The Home of White Wine & the Ivanov Hand
Tsarev Brod Estate is not merely a winery; it is a proof that a family of agronomists can plant Sauvignon Blanc in a country that considered it taboo, rescue a grape from extinction that the world had forgotten, and produce Riesling so profound that it becomes the first Bulgarian Riesling ever to make a top 20 list. In an era when Bulgarian wine was expected to be full-bodied, dark, and imitative of Bordeaux, the Ivanovs demonstrated that the truest Bulgarian wine is made not by following international fashion but by listening to the cool climate, by holding back wines for years, by refusing to filter, and by believing that a grape called Gergana — named after a Bulgarian girl — deserves to live.
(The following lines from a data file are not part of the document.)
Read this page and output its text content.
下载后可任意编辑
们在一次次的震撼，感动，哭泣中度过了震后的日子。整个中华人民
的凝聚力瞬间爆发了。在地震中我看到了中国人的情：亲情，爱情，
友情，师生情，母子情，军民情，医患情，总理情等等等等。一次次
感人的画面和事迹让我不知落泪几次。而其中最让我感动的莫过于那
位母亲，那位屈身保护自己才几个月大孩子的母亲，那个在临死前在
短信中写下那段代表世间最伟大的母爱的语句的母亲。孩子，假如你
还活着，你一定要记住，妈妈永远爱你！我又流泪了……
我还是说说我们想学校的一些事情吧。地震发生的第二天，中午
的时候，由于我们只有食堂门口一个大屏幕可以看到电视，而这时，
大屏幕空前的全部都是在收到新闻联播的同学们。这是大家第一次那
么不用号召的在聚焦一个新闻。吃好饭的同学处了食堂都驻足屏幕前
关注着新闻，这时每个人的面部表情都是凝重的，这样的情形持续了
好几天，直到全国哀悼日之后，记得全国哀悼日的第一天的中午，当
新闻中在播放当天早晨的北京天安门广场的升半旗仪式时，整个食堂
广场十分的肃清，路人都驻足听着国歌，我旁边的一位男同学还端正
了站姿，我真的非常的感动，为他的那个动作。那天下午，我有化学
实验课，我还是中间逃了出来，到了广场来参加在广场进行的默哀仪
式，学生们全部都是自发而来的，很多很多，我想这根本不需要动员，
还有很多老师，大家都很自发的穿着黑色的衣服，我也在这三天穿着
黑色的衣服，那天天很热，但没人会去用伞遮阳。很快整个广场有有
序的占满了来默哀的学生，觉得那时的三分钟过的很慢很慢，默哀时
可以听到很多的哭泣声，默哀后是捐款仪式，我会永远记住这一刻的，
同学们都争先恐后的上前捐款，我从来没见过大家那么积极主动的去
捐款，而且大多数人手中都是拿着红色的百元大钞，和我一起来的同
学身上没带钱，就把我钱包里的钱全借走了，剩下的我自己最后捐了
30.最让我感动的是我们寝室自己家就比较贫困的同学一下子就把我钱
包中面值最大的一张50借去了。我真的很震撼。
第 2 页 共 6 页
The same Danube Plain that was dismissed as too cold for quality wine has become the source of Bulgaria's highest acidity, its freshest whites, and its most patient winemaker. The same Gergana that was used for brandy has become a wine that critics call "a fascinating wine that begs to be discussed." And the same King's Road that connected medieval fortresses now connects a family farm to the cellars of collectors across Europe.
The legacy of Tsarev Brod Estate is the legacy of the patient hand in Bulgarian viticulture. The 2001 founding is not a distant memory but a living declaration — a reminder that the best wines are made by families who start with the vineyard and wait ten to fifteen years before making wine, allowing the roots to grow deep into the ground and rocks. The rescued Gergana is not a marketing story but a viticultural rescue — a recognition that a nation's wine identity is carried in its indigenous grapes, and that losing them is losing a piece of history. The decade-long aging of Riesling is not a commercial strategy but a philosophical commitment — a refusal to release wine before it is ready. And the Pét-Nat is not a trend but a bridge between ancient tradition and modern curiosity — a wine that connects the méthode ancestral of medieval France to the natural wine bars of Sofia and Varna.
The future of the project is tied to the future of the Bulgarian cool-climate wine movement — to the growing recognition that the most authentic wines come not from the hottest regions but from the most committed hands. As the Gergana continues to introduce the world to a grape that exists nowhere else, as the Riesling proves that Bulgaria can produce wines of the same mineral complexity as the Mosel, as the Pinot Noir demonstrates that cool-climate reds can be as elegant as Burgundy, and as the Ice Riesling pushes the boundaries of what Bulgarian dessert wine can achieve, Tsarev Brod Estate remains what the Ivanovs have always intended it to be: a living family estate grounded in agronomic precision, cool-climate patience, and absolute respect for the Danube Plain, the King's Road, and the ancient vine — structured not by fashion or technology but by family, vision, and the eternal reminder that the best bottle is sometimes the one that was considered taboo when it was planted, sealed with nothing but pride, and opened with nothing but gratitude. The story of this winery is the story of a family who looked at a cool, fertile plain and saw not a limitation but a vineyard — and who proved that the best Bulgarian bottle is sometimes the white one.
"The most important part of any winery is the vineyard. We started with the vines and waited ten to fifteen years before we started making wine, allowing the roots to grow deeper into the ground and rocks."